OpenWrt Forum Archive

Topic: Linksys WRT300N-V1.1 Support

The content of this topic has been archived between 16 Apr 2018 and 20 Apr 2018. There are no obvious gaps in this topic, but there may still be some posts missing at the end.

So we have to focus on b53 and GPIO number it uses. By default b53 takes a GPIO number from the nvram looking for "gpioN=robo_reset". This is the first weird thing. In the output of "nvram show" you provided I can't see such nvram entry neutral It means that

  1. bcm47xx_nvram_gpio_pin should return -ENOENT

  2. b53_switch_get_reset_gpio should return -ENOENT

  3. dev->reset_gpio should be set to -ENOENT

  4. b53_switch_reset_gpio should never touch gpio because of dev->reset_gpio being negative number

I've also checked default NVRAM generated by CFE (I found WRT300Nv11-cfe.bin) and it also doesn't contain "gpioN=robo_reset". Maybe there was such entry earlier (only in "nvram" partition), but you or DD-WRT cleared the nvram? Or maybe there is some bug in b53/bcm47xx I can't notice? neutral

Anyway, according to the CFE logs this router uses (for real) GPIO 8 to reset switch:

Reset switch via GPIO 8 ...

For years OpenWrt was using GPIO 2 to reset switch on WRT300N V1.1 (see r18921). Hauke in his patch simply copied that to b53. It appears to be wrong. My guess is that GPIO 2 reboots device as well. It was never triggered by broadcom-diag, because it didn't try to reset switch for the second time.

P.S.
I've temporary removed "gpio7=robo_reset" from my device and b53 stopped touching GPIOs. So I think there had to be some wrong entry in your nvram before installing DD-WRT.

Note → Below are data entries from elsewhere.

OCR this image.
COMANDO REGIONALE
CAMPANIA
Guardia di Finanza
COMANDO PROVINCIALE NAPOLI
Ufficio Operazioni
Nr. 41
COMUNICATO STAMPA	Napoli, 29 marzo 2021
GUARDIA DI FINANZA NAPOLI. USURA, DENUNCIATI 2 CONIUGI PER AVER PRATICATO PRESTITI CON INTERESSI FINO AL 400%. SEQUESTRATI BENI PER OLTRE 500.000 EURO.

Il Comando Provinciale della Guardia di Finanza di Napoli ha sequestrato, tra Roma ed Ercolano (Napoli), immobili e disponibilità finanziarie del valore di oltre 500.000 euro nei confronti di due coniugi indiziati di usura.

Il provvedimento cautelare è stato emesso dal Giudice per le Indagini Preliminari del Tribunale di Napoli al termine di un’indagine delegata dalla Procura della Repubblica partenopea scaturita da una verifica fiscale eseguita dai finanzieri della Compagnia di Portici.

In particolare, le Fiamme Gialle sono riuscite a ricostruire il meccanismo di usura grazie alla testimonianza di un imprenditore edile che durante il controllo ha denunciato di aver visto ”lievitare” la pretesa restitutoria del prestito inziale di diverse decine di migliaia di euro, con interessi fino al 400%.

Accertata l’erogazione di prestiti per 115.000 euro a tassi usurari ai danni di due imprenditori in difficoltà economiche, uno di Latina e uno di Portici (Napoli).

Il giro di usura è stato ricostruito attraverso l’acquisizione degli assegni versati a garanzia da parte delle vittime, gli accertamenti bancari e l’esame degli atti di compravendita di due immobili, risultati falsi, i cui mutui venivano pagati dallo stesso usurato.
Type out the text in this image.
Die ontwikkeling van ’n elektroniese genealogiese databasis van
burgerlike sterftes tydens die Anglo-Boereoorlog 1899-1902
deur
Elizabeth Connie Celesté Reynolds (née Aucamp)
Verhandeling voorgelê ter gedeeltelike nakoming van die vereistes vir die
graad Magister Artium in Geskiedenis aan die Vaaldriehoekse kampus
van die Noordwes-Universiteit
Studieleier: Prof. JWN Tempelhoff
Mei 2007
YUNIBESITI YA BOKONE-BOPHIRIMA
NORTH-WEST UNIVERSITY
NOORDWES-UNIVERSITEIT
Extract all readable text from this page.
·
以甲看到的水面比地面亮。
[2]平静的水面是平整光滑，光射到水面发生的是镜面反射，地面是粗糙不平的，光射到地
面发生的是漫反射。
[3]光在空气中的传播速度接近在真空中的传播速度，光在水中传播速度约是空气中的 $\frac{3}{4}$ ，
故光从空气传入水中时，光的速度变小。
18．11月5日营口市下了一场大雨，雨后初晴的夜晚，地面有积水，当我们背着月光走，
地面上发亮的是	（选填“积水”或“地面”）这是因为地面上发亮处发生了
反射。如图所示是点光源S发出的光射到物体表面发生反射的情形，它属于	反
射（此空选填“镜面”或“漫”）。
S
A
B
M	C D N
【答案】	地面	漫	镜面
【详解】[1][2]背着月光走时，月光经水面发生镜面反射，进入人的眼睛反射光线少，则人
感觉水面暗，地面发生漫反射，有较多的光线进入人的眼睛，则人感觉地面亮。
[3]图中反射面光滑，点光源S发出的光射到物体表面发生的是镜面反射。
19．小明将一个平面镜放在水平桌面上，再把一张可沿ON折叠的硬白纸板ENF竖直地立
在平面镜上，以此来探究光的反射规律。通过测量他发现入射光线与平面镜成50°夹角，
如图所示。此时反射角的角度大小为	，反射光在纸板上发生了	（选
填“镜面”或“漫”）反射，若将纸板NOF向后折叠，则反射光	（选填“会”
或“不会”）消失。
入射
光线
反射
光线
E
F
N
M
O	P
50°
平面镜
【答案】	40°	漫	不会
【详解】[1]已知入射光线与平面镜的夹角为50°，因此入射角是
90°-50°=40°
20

(Last edited by Zajec on 13 Apr 2014, 11:22)

@boblfoot: there is my final try. I'm not sure if you still have Hauke's patch applied or not, so I'll just describe how you should proceed.

Please open file target/linux/generic/files/drivers/net/phy/b53/b53_priv.h and replace first "b53_switch_get_reset_gpio" function with the following code:

static inline int b53_switch_get_reset_gpio(struct b53_device *dev)
{
    enum bcm47xx_board board = bcm47xx_board_get();

    switch (board) {
    case BCM47XX_BOARD_LINKSYS_WRT300NV11:
        pr_info("[%s] providing switch reset GPIO: %d\n", __FUNCTION__, 8);
        return 8;
    case BCM47XX_BOARD_LINKSYS_WRT310NV1:
        return 8;
    default:
        return bcm47xx_nvram_gpio_pin("robo_reset");
    }
}

Then recompile OpenWrt with tg3 enabled (you can use "Broadcom SoC, all Ethernet, No WiFi" for example).

@boblfoot: hey, did you have a moment to test code from my last post?

The discussion might have continued from here.